Sur les autres demandes :
Les créances de nature salariale produisent des intérêts au taux légal à compter du jour où l'employeur a eu connaissance de la demande, soit à compter de la date de réception de sa convocation devant le bureau de conciliation, et les sommes à caractère indemnitaire à compter du présent arrêt.
Il sera fait droit à la demande de remise d'un bulletin de paie conforme à la présente décision.
Conformément à l'article L. 1235-4, dans sa version applicable au moment du licenciement, le remboursement par l'employeur fautif des indemnités de chômage payées au salarié licencié doit être également ordonné dans la limite maximum prévue par la loi.
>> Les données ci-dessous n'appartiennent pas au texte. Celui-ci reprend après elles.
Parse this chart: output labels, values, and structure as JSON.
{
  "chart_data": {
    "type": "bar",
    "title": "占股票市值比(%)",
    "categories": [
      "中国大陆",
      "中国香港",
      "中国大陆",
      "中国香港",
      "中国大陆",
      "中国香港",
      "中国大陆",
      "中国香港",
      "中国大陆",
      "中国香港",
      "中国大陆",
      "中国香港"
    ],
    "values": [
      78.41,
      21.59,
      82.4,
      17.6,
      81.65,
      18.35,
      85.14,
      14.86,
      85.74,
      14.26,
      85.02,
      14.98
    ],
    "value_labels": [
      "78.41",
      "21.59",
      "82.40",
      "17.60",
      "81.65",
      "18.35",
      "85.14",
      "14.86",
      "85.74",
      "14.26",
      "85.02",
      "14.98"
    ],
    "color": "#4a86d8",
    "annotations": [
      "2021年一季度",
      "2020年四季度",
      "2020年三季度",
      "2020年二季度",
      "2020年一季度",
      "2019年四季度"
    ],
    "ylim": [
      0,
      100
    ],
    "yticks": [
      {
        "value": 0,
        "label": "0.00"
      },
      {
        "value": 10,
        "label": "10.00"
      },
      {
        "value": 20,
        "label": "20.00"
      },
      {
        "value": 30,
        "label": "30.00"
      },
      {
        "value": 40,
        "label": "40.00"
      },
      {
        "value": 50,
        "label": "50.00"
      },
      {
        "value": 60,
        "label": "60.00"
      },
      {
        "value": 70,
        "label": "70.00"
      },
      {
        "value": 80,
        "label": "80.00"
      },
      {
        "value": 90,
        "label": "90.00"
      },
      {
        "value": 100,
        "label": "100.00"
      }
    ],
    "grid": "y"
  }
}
L'équité commande de faire application de l'article 700 du code de procédure civile devant la cour d'appel.
PAR CES MOTIFS
LA COUR,
Infirmant le jugement rendu par le conseil de prud'hommes de Montpellier le 25 novembre 2020 en toutes ses dispositions :
Statuant à nouveau :
Condamne la société HERAULT TRANSPORT EXPRESS à payer à [S] [N] :
- la somme de 503,55 € au titre d'heures supplémentaires non payées ;
- la somme de 50,36 € au titre des congés payés afférents ;
- la somme de 3 904,52 € à titre d'indemnité compensatrice ;
- la somme de 984,04 € au titre du solde de l'indemnité de licenciement ;
- la somme de 23 427,12 € à titre de dommages et intérêts pour licenciement sans cause réelle et sérieuse ;
- la somme de 2 400€ sur le fondement de l'article 700 du code de procédure civile ;
Dit que les sommes à caractère salarial porteront intérêts au taux légal à compter du jour où l'employeur a eu connaissance de leur demande, et les sommes à caractère indemnitaire à compter du présent arrêt ;
Dit que la société HERAULT TRANSPORT EXPRESS devra transmettre à [S] [N] dans le délai de deux mois suivant la signification de la présente décision un bulletin de salaire récapitulatif conforme à la présente décision ;
Rejette toute autre demande ;
Ordonne le remboursement par la société HERAULT TRANSPORT EXPRESS des indemnités de chômage payées au salarié licencié, du jour de son licenciement au jour du présent arrêt, à concurrence de 6 mois d'indemnités;
Dit qu'une copie certifiée conforme de cette décision sera transmise à Pôle emploi par le greffe de la cour d'appel ;
Condamne la société HERAULT TRANSPORT EXPRESS aux dépens.